Mais où le Concile dit-il que « tous les baptisés célèbrent avec lui », avec l'officiant ? Il le dit dans les articles 10 et 11 de Lumen gentium et d'une manière plus claire encore dans l'art. 48 de Sacrosanctum Concilium, la constitution sur la liturgie, citant avec une modification significative le passage de Mediator Dei. SC 48 dit ainsi : « ...offrant la victime sans tache, non seulement entre les mains du prêtre, mais qu'avec lui, ils apprennent à s'offrir, etc. [sed etiam una cum ipso offerentes] ». Mediator Dei disait en fait : « ...ils offrent le sacrifice non seulement par les mains du prêtre mais, d'une certaine manière, aussi avec lui [sed etiam una cum quodammodo Sacrificium offerunt] etc. » Le passage semble identique mais en supprimant l'adverbe « d'une certaine manière », il change de sens. En effet, selon la doctrine habituelle, l'offrande eucharistique des fidèles peut avoir lieu una cum, « ensemble » avec celle du prêtre mais seulement « d'une certaine manière » ensemble, car eux, n'étant pas prêtres et n'ayant donc pas le pouvoir de consacrer les saintes espèces, ils n'offrent que « en désir », in voto, spirituellement et symboliquement - ils offrent leurs vœux d'expiation, d'impétration, d'action de grâce, de louange. L'adverbe « d'une certaine manière » (quodammodo) a d’ailleurs été expliqué plus loin dans Mediator Dei, qui illustre précisément dans quel sens précis l'offrande des fidèles ne doit être comprise que comme « sous forme de vœu ». Au lieu de cela, le Concile a abandonné, outre l'adverbe, toutes les explications très claires de Pie XII sur le caractère purement spirituel et non sacramentel de l'offrande eucharistique des fidèles.

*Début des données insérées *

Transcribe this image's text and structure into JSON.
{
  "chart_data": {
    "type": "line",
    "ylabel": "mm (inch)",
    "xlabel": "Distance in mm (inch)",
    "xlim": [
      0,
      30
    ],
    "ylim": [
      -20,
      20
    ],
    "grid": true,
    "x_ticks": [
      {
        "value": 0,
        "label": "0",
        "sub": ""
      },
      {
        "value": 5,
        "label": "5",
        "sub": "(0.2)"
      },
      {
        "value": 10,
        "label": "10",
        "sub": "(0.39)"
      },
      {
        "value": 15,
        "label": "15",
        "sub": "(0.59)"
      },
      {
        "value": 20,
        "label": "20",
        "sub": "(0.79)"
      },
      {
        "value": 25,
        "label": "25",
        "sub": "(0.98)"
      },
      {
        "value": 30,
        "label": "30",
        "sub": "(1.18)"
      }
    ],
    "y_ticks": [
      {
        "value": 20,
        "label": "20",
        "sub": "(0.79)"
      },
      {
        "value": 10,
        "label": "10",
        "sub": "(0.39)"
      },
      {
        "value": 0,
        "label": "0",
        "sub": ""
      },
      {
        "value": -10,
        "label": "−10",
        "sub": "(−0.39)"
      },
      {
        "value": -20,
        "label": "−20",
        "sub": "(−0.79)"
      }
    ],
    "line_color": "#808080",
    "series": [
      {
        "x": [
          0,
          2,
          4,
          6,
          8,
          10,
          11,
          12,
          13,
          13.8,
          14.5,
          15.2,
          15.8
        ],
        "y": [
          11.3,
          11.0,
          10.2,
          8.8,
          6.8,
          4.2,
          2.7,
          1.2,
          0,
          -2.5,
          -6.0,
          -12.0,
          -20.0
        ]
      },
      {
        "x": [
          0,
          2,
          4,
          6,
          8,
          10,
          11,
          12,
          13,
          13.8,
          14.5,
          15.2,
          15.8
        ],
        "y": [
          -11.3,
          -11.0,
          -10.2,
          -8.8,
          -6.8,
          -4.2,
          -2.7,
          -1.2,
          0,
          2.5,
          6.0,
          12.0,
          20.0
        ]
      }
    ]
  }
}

La variation doctrinale avait déjà pénétré le magistère officiel de l'Église avant la fin du Concile. Quelques mois avant sa fermeture, Paul VI, confronté à un désordre liturgique général croissant et aux interprétations hérétiques du sens de la transsubstantiation qui commençaient à circuler (le célèbre théologien belge Edward Schillebeecks, adepte de la phénoménologie, ne tarit pas d'éloges sur la « transsignification », réduisant le changement à un changement de sens), il dut promulguer l'encyclique Mysterium fidei, du 3 septembre 1965, consacrée à la doctrine et au culte de la Sainte Eucharistie. Dans l'incipit de celle-ci, il écrit : « En effet, les Pères du Concile [Vatican II], s'occupant de la restauration de la Sainte Liturgie [de instauranda Sacra Liturgia agentes], dans leur souci de l'Église universelle, n’avaient rien de plus à cœur que d'exhorter les fidèles à participer activement, avec une foi totale et une piété suprême, à la célébration de ce Sacro-saint Mystère, en l'offrant avec le prêtre [una cum sacerdote offerrent] en sacrifice à Dieu pour leur propre salut et que du monde entier et s'en nourrir comme nourriture spirituelle » (Paul VI, Mysterium fidei, Vatican.va, p. 1/23).
Grâce au Concile, ce qui était pour Mediator Dei de Pie XII une « erreur spécieuse », était devenue de manière incroyable une doctrine officielle de l'Église : une fausse doctrine réitérée aujourd'hui par le cardinal Roche, qui prétend penser et agir à l'unisson avec le pape François.